Widely condemned Personal Data Protection Bill gains fangs
The words read database (picture)
From 1 July 2012 stiff penalties can be imposed for violation of a law condemned by media and human rights organizations, not least because of the enormous scope it provides for abuse.
The law makes additions to the Code of Administrative Offences and updates Article 182 of the Criminal Code.
Penalties may now be imposed for the following infringements of personal date protection legislation:
1) not informing a person or informing them late about their rights in connection with their personal data being included in a personal database, the purpose of collecting this data and the people who this data is passed to;
2) failure to inform or inform in timely fashion the State Service for Protection of Personal Data of a change in the information provided for state registration of a personal database;
3) avoiding state registration of a personal database;
4) failure to observe the legally established rules of procedure for protecting personal data in a personal database with this leading to unlawful access to it.
The penalties for such actions range from 1.7 thousand to 17 thousand UAH depending on the type of “offence” and whether it has happened before. Penalties for officials from the above-mentioned State Service range from 1.7 thousand to 3.4 thousand UAH.

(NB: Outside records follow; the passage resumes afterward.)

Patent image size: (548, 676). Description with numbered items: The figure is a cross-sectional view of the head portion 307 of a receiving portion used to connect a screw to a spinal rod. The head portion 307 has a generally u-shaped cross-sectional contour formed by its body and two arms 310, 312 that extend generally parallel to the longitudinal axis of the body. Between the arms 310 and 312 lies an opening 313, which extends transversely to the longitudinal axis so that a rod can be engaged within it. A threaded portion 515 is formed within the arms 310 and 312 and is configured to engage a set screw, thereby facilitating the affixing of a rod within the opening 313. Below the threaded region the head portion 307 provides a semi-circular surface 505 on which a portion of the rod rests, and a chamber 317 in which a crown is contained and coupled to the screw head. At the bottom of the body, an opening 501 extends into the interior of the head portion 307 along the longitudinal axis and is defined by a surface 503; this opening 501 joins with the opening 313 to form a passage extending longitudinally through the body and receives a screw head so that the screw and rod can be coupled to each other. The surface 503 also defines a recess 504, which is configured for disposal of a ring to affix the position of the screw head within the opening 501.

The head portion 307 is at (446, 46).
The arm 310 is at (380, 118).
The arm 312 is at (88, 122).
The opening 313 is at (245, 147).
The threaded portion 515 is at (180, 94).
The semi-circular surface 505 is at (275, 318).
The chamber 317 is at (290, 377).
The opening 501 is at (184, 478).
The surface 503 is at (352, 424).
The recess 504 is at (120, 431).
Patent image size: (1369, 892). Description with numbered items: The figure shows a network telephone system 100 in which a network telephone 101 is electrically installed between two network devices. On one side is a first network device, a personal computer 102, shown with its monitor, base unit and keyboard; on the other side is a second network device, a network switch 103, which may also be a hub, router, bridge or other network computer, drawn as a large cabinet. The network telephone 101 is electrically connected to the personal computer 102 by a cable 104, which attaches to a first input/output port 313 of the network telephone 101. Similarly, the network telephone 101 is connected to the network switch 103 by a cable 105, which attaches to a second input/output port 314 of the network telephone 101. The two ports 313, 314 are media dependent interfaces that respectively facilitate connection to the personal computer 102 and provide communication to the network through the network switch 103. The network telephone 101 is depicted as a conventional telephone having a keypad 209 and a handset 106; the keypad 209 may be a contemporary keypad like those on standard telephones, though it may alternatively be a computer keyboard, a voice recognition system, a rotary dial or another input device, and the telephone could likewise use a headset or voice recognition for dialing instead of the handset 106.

The law also makes amendments to Article 182 of the Criminal Code by extending the sphere of force of the article to any circulation of confidential information. This was previously circulation of the information in a public address, work publicly demonstrated, or in the media. Liability is added for destroying or unlawfully changing confidential information. Liability is also increased 10 times with a fine from 8.5 thousand to 17 thousand UAH. The article has also been supplemented with liability for causing considerable damage from 1.7 thousand or more UAH.
The Media Law Institute points out that the lack of stipulation in Article 182 of the Criminal Code that there is no liability for circulated information of public importance will be a serious deterrent since officials of state bodies of power will not be able to carry out the function of exposer of human rights violations, misleading the public etc.”
Liability had been deferred for six months.
The Personal Data Protection Act was adopted despite strongly voiced concern from media, human rights and business organizations over serious flaws and lack of any real clarity as to what constituted a database, etc.
In June 2011 the Media Law Institute issued a statement expressing grave concern over a new and highly dangerous law. “On 2 June 2011 the Verkhovna Rada passed a Law with Amendments to Some Legislative Acts regarding Infringements of Legislation on Personal Data Protection. This Law significantly increases criminal liability for the circulation of confidential information about a person of up to 5 years imprisonment. This article could be used in the first instance to prosecute journalists”
The Media Law Institute stresses that there is serious concern over the law quality of the actual Law on Personal Data Protection. It notes in particular the vagueness of provisions on registration of databases and of the very term “database”. Rather than providing clear guidelines, the government is imposing penalties for failure to adhere to a law with dangerously unclear provisions.
“The Law passed by the Verkhovna Rada can easily be used to put pressure on any organization, for example, by stating that a system for registering staff has not been registered as a database. Or a fine could be imposed for there being an address book in a work mobile telephone which can be considered a database. When instead of explanations and clarification of a flawed law, the State sets to establishing strict liability, this in our opinion demonstrates the undemocratic nature of the regime”.
It is perhaps also worth noting that the Verkhovna Rada Office was reported yesterday to have refused to provide a journalist with copies of income declarations for National Deputies and their families. The excuse given explains what kind of “personal data”, or more precisely, whose, the authorities are hoping to protect. “Although Article 6 of the Law on Access to Public Information stipulates that income declarations of National Deputies and members of their families do not constitute information on restricted access, these documents do contain personal data of members of their family and other information which the law has stated is information on restricted access”.